How to make a "mutable" number in an array (numpy)?

Question

I am trying to make an array, which includes the same number multiple times, but if I change it in any place, it should change everywhere. Like with lists:

a = b = [1]
>>> a.append(1)
>>> print(b)
>>> [1, 1]

So I want an array like this:

number = 10   
arr = numpy.zeros((10, 10))
arr[0][0] = number
arr[1][1] = number
arr[0][0] += 1
print(arr[1][1])

Here it should output "11". So is there a way to have multiple references to a number? I know you could replace all the 10s with 11s, but firstly this would be too inefficient, secondly this could mess things up since another number may be coincidentally a 10 too.

Thanks.

Answer 1

A zero dimensional numpy array behaves in many respects like a mutable number:

>>> import numpy as np                                                  
>>>                                                                                                                 
>>> a = 2.0            # ordinary immutable number
>>> am = np.array(2.0) # "mutable number"                                                                                          
>>>                                                                                                                 
>>> A = np.array([[a, a, am, a], [am, am, a, a]], dtype=object)
>>> A
array([[2.0, 2.0, array(2.), 2.0],                                                                                  
       [array(2.), array(2.), 2.0, 2.0]], dtype=object)

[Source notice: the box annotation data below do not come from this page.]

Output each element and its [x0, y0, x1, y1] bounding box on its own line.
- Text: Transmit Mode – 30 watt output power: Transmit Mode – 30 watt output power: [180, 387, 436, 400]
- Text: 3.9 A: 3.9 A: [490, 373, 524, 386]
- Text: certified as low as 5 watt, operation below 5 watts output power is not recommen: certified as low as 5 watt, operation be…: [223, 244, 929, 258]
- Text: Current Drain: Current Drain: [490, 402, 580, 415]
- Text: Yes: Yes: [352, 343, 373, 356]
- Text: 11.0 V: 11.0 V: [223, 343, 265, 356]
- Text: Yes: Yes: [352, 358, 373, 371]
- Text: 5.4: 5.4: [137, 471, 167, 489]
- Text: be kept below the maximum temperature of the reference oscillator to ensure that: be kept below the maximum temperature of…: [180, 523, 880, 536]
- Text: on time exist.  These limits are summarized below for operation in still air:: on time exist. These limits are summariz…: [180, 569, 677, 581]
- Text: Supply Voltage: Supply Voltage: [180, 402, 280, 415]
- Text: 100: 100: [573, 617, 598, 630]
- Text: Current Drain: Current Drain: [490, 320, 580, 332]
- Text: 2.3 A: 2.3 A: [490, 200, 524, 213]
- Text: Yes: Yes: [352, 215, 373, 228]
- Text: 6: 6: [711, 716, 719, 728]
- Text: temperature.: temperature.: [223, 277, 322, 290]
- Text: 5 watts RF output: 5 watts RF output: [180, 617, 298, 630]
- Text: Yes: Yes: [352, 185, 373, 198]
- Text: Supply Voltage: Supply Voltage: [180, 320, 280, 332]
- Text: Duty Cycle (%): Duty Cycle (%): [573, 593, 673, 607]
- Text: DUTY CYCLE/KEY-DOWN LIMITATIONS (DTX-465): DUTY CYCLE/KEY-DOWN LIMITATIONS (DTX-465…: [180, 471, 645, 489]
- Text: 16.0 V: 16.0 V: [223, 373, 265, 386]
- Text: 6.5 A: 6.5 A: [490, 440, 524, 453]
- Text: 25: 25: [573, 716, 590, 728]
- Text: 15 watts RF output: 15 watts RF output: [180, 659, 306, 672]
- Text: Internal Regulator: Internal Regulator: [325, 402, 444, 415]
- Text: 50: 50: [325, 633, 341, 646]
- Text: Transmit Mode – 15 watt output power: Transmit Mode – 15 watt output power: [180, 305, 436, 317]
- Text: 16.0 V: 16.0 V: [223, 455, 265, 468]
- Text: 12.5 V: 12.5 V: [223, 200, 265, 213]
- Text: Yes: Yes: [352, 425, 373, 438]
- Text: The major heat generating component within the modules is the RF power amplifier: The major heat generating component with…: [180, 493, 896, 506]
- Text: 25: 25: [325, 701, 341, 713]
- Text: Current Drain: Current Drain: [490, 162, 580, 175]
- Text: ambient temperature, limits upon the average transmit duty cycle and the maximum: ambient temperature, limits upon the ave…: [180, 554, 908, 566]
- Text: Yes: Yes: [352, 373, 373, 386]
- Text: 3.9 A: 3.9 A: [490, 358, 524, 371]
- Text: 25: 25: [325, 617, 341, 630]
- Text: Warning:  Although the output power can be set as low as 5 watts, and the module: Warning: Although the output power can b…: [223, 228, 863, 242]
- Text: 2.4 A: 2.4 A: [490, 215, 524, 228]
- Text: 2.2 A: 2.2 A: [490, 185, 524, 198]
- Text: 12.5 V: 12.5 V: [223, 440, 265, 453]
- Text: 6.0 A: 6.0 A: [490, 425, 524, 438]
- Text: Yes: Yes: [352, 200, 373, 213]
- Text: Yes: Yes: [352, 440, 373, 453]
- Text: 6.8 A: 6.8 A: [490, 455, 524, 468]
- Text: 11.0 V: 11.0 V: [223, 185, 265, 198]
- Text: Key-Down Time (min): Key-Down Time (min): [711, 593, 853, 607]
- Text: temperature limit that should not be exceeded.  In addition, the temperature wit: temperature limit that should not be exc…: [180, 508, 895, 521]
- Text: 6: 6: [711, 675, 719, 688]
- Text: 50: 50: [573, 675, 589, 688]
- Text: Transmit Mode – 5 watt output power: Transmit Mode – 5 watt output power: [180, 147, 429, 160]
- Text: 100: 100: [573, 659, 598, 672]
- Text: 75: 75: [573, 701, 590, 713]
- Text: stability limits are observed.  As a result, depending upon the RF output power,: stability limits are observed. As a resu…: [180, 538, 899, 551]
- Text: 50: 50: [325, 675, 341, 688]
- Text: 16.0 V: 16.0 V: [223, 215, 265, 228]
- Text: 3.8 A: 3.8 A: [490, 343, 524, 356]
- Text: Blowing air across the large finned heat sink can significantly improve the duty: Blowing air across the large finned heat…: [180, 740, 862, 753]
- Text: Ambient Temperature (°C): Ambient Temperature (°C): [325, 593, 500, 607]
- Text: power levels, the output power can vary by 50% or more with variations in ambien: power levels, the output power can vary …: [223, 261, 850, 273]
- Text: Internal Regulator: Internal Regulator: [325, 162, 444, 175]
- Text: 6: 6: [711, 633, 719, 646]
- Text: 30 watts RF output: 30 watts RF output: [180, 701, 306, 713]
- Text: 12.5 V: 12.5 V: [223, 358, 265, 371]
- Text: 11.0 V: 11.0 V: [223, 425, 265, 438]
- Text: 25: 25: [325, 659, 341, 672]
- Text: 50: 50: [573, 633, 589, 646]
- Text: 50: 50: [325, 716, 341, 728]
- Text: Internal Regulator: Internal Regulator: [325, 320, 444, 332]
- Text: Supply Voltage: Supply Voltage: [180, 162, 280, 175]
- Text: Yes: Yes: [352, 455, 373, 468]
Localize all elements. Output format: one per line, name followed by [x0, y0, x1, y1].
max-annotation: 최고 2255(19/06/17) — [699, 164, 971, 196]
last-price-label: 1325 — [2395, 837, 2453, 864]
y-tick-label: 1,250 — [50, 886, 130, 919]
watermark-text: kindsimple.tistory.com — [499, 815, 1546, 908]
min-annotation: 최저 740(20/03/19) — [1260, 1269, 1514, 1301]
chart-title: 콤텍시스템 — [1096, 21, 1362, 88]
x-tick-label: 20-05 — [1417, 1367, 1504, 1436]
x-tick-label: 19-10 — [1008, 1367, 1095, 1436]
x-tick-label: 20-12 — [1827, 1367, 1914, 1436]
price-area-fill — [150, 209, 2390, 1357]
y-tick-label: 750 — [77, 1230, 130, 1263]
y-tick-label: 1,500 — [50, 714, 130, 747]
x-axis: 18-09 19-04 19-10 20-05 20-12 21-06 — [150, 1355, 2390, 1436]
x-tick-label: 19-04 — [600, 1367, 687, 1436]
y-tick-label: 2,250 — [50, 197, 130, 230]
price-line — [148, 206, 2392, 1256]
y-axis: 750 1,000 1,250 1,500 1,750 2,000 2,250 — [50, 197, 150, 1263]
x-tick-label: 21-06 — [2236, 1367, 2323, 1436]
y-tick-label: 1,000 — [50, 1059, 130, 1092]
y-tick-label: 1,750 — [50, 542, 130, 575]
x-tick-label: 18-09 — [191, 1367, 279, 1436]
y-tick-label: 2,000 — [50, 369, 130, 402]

That's a bit ugly, so below I'll convert to float before printing:

>>> A.astype(float)                                                          
array([[2., 2., 2., 2.],                                                                                            
       [2., 2., 2., 2.]])

These twos are not all equal, The top left is immutable

>>> A[0, 0] += 1

Assigning to it only directly addressed cell is affected:

>>> A.astype(float)
array([[3., 2., 2., 2.],
       [2., 2., 2., 2.]])
>>> a
2.0

The third two is mutable

>>> A[0, 2] -= 1

Assigning to it all references are affected:

>>> A.astype(float)
array([[3., 2., 1., 2.],
       [1., 1., 2., 2.]])
>>> am
array(1.)

Direct assignment requires [()] syntax:

>>> A[0, 2][()] = 1.5
>>> am
array(1.5)

Otherwise the link will break:

>>> A[0, 2] = 1.8
>>> A.astype(float)
array([[3. , 2. , 1.8, 2. ],
       [1.5, 1.5, 2. , 2. ]])

Update:

In a comment OP specifies the following desired behavior:

If the mutable number am occurs k times in A, then in A * 3 the mutable number should be multiplied with 3**k, not 3.

We can get this behavior using the inplace (*=) operator and some trickery; if we want to preserve the original A, we must first make a copy:

Because numpys copying machinery normalizes our 0D arrays away, some more trickery is required to make a good copy:

>>> import copy
>>>
>>> B = np.empty_like(A)
>>> B.ravel()[...] = copy.deepcopy((*A.ravel(),))

Now do the inplace multiplication on the copy:

>>> import operator as op
>>> 
>>> C = np.frompyfunc(op.imul, 2, 1)(B, 3)
>>> 
>>> A
array([[2.0, 2.0, array(2.), 2.0],
       [array(2.), array(2.), 2.0, 2.0]], dtype=object)
>>> C
array([[6.0, 6.0, array(54.), 6.0],
       [array(54.), array(54.), 6.0, 6.0]], dtype=object)

Note that B will contain some useless hybrid data in the end and should be discarded.

>>> B
array([[2.0, 2.0, array(54.), 2.0],
       [array(54.), array(54.), 2.0, 2.0]], dtype=object)
>>> del B

Final note: this is more trickery than sane programming, so please regard it as a can-be-done rather than a should-be-done.